Dans la lignée d’un Dark Knight, Snyder met en scène les cancers de l’âme des super-héros, contaminés par les ténèbres de leur environnement. Et le plus sombre, le plus beau, le plus emblématique de tous ces personnages en trépas, c’est Rorschach (du nom du test appliqué en psychanalyse), héros en imper de film noir et masqué d’une cagoule sur laquelle flottent des taches noires, ombres transpirées de ses humeurs et des remous lointains de son moi en ébullition.

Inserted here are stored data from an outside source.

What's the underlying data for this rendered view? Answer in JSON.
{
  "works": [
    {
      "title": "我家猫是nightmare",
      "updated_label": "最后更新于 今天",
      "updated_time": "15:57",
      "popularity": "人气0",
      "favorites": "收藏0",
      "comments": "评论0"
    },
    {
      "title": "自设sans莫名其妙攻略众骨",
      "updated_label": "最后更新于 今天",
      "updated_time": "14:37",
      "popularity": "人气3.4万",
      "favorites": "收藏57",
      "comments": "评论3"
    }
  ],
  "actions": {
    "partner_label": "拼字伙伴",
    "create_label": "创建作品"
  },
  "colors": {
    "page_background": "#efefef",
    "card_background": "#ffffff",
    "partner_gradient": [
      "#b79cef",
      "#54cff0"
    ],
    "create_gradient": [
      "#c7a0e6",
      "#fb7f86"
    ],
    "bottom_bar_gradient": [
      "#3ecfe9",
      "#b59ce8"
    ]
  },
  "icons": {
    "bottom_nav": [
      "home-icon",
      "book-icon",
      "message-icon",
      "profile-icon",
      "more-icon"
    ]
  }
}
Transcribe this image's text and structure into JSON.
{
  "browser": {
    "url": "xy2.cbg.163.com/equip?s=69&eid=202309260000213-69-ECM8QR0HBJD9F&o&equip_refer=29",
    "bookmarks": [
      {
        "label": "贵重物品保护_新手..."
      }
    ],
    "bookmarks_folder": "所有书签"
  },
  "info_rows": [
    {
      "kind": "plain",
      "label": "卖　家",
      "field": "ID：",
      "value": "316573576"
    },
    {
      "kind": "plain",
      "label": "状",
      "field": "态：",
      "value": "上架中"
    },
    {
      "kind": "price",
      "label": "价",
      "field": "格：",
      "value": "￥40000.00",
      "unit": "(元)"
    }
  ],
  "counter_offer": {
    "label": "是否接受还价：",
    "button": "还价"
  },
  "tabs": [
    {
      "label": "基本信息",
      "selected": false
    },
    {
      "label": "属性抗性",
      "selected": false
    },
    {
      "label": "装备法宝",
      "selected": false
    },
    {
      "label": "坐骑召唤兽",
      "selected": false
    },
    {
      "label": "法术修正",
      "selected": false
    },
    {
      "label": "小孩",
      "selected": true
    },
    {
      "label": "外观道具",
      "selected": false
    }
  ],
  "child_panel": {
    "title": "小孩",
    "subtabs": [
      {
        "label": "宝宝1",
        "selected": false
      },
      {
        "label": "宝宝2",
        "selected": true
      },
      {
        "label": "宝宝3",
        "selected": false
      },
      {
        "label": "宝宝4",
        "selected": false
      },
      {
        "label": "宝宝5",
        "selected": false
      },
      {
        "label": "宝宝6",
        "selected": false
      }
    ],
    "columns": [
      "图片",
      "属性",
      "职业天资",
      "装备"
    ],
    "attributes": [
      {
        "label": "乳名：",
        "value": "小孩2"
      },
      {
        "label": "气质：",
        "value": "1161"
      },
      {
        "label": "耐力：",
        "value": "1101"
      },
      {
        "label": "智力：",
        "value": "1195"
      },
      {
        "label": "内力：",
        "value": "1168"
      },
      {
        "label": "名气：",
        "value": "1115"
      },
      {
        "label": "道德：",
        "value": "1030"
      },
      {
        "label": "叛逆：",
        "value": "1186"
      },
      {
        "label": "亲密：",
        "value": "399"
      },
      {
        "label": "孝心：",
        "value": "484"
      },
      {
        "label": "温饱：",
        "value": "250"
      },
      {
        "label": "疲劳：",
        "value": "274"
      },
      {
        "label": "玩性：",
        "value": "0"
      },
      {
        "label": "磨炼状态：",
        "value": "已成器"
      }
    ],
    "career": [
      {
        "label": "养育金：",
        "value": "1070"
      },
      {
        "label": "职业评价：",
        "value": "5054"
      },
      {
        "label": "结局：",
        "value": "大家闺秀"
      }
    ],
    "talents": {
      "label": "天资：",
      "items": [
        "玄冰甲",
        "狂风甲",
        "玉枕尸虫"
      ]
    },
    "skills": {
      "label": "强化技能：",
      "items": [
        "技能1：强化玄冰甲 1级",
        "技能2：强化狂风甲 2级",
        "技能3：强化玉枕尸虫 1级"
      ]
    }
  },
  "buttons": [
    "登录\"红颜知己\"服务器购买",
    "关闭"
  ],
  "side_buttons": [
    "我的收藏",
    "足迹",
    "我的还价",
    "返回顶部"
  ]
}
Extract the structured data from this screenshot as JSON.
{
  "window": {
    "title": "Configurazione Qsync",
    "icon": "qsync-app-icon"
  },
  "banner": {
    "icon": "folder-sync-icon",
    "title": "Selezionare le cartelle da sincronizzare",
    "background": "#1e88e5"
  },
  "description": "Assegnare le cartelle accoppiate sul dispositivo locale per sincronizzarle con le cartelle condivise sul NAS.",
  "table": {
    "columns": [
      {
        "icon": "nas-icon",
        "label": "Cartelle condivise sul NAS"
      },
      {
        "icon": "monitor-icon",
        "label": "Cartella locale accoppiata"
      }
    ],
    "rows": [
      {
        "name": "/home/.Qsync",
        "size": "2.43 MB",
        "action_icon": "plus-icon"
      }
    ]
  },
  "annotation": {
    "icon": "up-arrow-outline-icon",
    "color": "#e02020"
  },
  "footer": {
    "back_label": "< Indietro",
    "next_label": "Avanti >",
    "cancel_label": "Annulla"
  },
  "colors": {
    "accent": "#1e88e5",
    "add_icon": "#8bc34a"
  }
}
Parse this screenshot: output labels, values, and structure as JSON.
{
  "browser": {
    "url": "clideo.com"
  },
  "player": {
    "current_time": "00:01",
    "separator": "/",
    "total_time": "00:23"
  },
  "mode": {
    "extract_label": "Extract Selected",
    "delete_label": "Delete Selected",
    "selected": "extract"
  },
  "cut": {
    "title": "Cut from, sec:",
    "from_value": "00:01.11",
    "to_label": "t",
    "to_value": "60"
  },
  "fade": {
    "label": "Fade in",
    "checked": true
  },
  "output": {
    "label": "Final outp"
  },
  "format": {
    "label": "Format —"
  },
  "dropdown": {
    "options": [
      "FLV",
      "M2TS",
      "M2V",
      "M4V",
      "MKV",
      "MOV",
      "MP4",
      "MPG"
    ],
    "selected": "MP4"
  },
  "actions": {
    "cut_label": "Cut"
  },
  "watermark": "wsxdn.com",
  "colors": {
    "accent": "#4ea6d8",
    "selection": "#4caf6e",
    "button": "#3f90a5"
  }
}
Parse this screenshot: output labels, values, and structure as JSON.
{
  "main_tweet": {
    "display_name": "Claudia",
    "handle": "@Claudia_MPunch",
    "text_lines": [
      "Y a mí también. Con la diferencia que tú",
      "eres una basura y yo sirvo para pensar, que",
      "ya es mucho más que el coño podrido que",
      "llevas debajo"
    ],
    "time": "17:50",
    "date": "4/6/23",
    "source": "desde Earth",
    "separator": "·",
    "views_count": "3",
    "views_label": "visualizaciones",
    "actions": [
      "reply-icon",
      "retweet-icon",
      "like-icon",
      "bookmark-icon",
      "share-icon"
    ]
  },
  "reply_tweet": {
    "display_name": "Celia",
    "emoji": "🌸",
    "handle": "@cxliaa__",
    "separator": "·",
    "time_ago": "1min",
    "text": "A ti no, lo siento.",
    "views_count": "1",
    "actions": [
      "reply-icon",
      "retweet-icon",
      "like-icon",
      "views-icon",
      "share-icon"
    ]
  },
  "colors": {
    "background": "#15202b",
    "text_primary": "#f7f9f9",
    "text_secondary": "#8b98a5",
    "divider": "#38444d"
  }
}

La petite trouvaille du film, Snyder la recherchait déjà dans les nauséabonds accélérés/ralentis de 300. Plus sobres, ses ralentis viennent ici quasiment imprimer la BD sur la toile, nous donnant à lire le film case par case, presque statiques. On reprochera malgré tout à Zack Snyder son manque de dépouillement (Ah, la sobriété du réussi Sin City). Le film s’étire, a parfois tendance à piétiner sur place, comme dans l’unique et hideuse scène d’amour sur fond d’Hallelujah de Leonard Cohen. La bande-son est d’ailleurs trop assourdissante et la bande originale ferait moins tache dans les bacs de la Fnac. Mais finalement et malgré tout, Snyder livre une adaptation réussie, très fidèle à l’œuvre d’Alan Moore et Dave Gibbons, poussant un peu plus loin la recherche d’un intermédiaire entre le cinéma et la bande dessinée. The Comedian is dead : mots de la fin. Prononcés dans la langue d’un pays de carnaval, de monde rond comme cette omniprésente figure de smiley tachetée de sang. Planète où l’on rit jaune.